In a risk pool, public entities combine their buying power to purchase coverage. Because a pool spreads risk among its members, it’s important to pay close attention to the pool limits, terms, conditions and financial strength as well as determine if the coverage is adequate for your overall exposure. Other equally important considerations are the concept of golden handcuffs, such as any provisions for claims-paid when exploring other options and future assessments, either during the terms of coverage or even years later.
Self-insurance is an alternative option, but typically reserved for much larger entities that enjoy a significant budget and resources to carry their own risk. This is a complicated option as the entity is responsible for setting aside the appropriate amount of reserves to finance unforeseen losses in both past and future years, as well as managing all aspects of the claim process.
Accessing an insurance carrier is a popular option for local governments. Admitted insurance carriers are regulated and required to maintain a financial position which is independently reviewed by rating agencies. A carrier’s financial position is a reflection of the carrier’s claims paying abilities. As such, generally an insurance carrier will have established a greater financial position than a pool and contractually assume the responsibility of risk from the public entity. When evaluating different carriers, a public entity may consider the carrier’s A.M. Best financial strength rating, longevity in the market and whether the carrier is admitted or non-admitted in a specific state. Additionally, find out if the carrier specializes exclusively in public entity coverage rather than being a generalist in their insurance product offerings.
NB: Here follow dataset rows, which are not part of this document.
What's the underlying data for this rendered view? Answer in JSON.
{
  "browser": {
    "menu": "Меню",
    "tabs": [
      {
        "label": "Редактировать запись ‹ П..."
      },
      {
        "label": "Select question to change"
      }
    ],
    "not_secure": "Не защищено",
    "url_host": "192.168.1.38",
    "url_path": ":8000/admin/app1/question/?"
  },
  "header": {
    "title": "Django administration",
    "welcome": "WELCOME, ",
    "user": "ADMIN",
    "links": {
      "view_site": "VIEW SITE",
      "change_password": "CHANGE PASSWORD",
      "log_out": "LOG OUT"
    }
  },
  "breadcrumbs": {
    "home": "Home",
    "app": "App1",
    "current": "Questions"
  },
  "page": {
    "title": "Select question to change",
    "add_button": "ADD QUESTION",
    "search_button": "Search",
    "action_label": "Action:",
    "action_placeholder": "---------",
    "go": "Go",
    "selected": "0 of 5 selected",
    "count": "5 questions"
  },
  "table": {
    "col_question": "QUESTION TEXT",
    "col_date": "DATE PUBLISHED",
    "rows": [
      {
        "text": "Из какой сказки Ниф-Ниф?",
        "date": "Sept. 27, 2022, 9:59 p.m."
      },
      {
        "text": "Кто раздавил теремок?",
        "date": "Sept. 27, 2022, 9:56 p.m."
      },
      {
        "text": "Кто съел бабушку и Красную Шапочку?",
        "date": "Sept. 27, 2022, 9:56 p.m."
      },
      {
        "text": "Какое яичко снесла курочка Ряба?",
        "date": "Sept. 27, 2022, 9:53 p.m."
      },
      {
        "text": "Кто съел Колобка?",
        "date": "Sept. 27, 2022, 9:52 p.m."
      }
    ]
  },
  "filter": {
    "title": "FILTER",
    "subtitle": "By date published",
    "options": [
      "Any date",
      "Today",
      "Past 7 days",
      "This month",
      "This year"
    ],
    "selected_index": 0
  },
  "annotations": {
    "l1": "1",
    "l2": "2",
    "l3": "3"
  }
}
It is important the carrier understand a public entity’s wide range of exposures, unique coverage needs and high value of assets. As with any partner or option, ensure those resources are available to you, in the form of dedicated and knowledgeable underwriting, claims and risk control personnel.
If you choose to go to market, here are the documents you should be prepared to provide:
- Current loss runs for at least the past three but preferably five years. If you can supply loss runs for the last 8-10 years, it may help with your pricing.
- Accurate property schedules with appropriate valuations. Although not required, appraisals are helpful and will benefit you to ensure adequate and appropriate coverage. And don’t overlook what could end up being millions of dollars in forgotten utilities such as electrical equipment, pumps, etc.
- If you’re securing an auto policy, you’ll need an auto schedule with vehicles tracked by department.
When you receive your quote, pay close attention to what’s being proposed. Don’t just look at the bottom line price. Although it’s vital to stay within your budget, you may want to consider a weighted grading scale where consideration such as claims handling and risk control services are considered. Sometimes justifying a higher premium for more robust coverage and services offered is worth the conversation with your stakeholders.